The interim results from this 90-day multi-dose, inhalation toxicology study with life-time post-exposure observation has shown an important fundamental difference in persistence and pathological response in the lung between brake dust derived from brake-pads manufactured with chrysotile, TiO2 or chrysotile alone in comparison to the amphiboles, crocidolite and amosite asbestos.
In the brake dust exposure groups no significant pathological response was observed at any time. Slight macrophage accumulation of particles was noted. Wagnerscores, were from 1 to 2 (1 = air-control group) and were similar to the TiO2 group.
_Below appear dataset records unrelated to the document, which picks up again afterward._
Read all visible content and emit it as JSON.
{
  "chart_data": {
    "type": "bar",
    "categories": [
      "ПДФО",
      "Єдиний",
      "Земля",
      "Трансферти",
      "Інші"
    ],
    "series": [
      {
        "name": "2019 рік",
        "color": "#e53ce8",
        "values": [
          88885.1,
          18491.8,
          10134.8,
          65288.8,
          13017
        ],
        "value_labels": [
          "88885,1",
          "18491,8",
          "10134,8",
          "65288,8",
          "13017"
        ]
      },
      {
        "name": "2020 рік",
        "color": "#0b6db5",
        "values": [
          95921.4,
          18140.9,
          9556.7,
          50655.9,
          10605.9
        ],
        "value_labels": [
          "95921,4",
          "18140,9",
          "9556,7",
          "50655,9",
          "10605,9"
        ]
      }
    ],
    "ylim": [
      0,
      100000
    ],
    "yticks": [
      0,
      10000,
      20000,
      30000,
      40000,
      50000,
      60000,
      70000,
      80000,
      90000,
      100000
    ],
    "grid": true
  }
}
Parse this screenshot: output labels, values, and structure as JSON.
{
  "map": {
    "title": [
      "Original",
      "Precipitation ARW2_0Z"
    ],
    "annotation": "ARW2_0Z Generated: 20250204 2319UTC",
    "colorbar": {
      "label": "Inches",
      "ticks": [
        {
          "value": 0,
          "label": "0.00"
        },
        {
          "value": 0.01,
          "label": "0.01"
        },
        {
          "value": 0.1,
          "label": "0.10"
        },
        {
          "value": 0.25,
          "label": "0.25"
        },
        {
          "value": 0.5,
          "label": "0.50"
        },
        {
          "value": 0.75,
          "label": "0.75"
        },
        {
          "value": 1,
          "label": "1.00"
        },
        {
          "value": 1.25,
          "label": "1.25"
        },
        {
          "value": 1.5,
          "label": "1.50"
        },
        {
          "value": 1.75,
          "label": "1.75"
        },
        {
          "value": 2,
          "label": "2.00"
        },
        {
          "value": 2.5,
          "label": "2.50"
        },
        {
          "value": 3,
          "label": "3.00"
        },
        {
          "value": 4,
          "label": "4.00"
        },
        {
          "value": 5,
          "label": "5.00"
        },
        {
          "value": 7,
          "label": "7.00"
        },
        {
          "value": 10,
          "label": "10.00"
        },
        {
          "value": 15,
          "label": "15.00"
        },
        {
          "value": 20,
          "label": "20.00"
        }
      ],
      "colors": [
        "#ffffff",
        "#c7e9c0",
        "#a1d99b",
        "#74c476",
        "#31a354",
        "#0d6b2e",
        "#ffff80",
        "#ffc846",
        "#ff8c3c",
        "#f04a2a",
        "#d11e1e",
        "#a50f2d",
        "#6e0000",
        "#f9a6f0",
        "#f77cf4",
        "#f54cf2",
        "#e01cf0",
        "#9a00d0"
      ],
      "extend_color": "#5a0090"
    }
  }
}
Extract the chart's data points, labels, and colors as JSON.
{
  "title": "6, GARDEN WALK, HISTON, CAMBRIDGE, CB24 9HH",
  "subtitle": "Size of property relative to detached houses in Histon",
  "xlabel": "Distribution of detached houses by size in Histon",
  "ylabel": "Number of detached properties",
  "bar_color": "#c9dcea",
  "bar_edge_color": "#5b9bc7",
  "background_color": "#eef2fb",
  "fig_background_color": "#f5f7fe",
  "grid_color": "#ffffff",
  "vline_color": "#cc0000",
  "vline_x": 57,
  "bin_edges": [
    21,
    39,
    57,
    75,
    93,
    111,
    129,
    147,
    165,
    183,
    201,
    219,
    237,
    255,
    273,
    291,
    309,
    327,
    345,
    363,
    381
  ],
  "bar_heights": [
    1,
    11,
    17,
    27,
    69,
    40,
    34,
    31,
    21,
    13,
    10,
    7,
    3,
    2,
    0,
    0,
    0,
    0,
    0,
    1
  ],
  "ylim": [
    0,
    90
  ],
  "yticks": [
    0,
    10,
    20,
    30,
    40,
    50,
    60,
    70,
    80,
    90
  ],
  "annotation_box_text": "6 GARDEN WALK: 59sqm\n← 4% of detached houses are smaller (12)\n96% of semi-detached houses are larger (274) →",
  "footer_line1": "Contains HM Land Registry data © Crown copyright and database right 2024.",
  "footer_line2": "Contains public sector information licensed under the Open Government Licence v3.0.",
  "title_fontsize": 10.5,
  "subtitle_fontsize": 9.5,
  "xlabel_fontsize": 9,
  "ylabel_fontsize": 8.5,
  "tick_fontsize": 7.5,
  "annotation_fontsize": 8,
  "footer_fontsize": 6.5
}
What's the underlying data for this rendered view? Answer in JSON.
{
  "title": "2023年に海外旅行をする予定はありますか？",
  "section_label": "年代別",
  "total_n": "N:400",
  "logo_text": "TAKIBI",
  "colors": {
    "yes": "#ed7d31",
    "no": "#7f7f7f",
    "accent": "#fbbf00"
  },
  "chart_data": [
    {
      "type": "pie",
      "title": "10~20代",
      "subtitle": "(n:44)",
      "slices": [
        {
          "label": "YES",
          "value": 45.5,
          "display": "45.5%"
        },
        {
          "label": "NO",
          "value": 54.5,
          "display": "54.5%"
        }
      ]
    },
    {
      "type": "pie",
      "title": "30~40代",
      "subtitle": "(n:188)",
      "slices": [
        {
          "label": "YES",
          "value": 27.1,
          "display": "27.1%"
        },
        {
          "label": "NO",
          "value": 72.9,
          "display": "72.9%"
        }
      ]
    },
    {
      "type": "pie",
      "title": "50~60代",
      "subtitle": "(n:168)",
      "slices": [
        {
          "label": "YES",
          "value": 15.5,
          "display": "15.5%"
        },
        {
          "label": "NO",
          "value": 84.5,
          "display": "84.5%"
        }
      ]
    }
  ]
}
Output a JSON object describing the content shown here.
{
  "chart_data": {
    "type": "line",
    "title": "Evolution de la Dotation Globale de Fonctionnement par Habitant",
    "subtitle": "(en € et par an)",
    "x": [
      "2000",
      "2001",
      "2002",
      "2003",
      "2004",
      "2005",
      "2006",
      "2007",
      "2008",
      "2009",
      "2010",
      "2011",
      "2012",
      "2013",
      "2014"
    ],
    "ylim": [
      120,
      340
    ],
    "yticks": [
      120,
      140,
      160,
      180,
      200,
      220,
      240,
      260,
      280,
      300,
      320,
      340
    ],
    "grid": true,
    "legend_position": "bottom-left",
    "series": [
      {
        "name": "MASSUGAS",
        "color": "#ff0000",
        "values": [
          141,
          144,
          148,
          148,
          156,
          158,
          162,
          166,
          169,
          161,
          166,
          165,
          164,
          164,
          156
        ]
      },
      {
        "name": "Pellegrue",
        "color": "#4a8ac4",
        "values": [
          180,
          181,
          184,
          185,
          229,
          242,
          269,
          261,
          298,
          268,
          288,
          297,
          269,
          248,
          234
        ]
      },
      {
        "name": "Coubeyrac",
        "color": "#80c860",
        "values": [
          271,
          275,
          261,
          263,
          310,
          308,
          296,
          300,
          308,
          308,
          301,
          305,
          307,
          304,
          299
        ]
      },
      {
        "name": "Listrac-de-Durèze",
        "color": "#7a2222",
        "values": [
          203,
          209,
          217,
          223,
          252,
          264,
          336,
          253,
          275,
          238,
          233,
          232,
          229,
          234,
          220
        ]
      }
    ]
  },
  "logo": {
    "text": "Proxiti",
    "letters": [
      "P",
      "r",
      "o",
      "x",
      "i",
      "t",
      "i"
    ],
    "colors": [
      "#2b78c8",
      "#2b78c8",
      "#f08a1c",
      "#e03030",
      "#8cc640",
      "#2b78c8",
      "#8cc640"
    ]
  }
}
Chrysotile being biodegradable, shows a weakening of its matrix and breaking into short fibers & particles that can be cleared by alveolar macrophages and
continued dissolution. In the chrysotile exposure groups, particle laden macrophage accumulation was noted leading to a slight interstitial inflammatory response
(Wagner-score 1–3). There was no peribronchiolar inflammation and occasional very slight interstitial fibrosis.
The histopathology and the confocal analyses clearly differentiate the pathological response from amphibole asbestos, crocidolite and amosite, compared to that
from the brake dust and chrysotile. Both crocidolite and amosite induced persistent inflammation, microgranulomas, and fibrosis (Wagner-scores 4), which persisted through the post exposure period. The confocal microscopy of the lung and snap-frozen chestwalls quantified the extensive inflammatory response and collagen development in the lung and on the visceral and parietal surfaces.
The interim results reported here, provide a clear basis for differentiating the effects from brake dust exposure from those following amphibole asbestos exposure.
The subsequent results through life-time post-exposure will follow.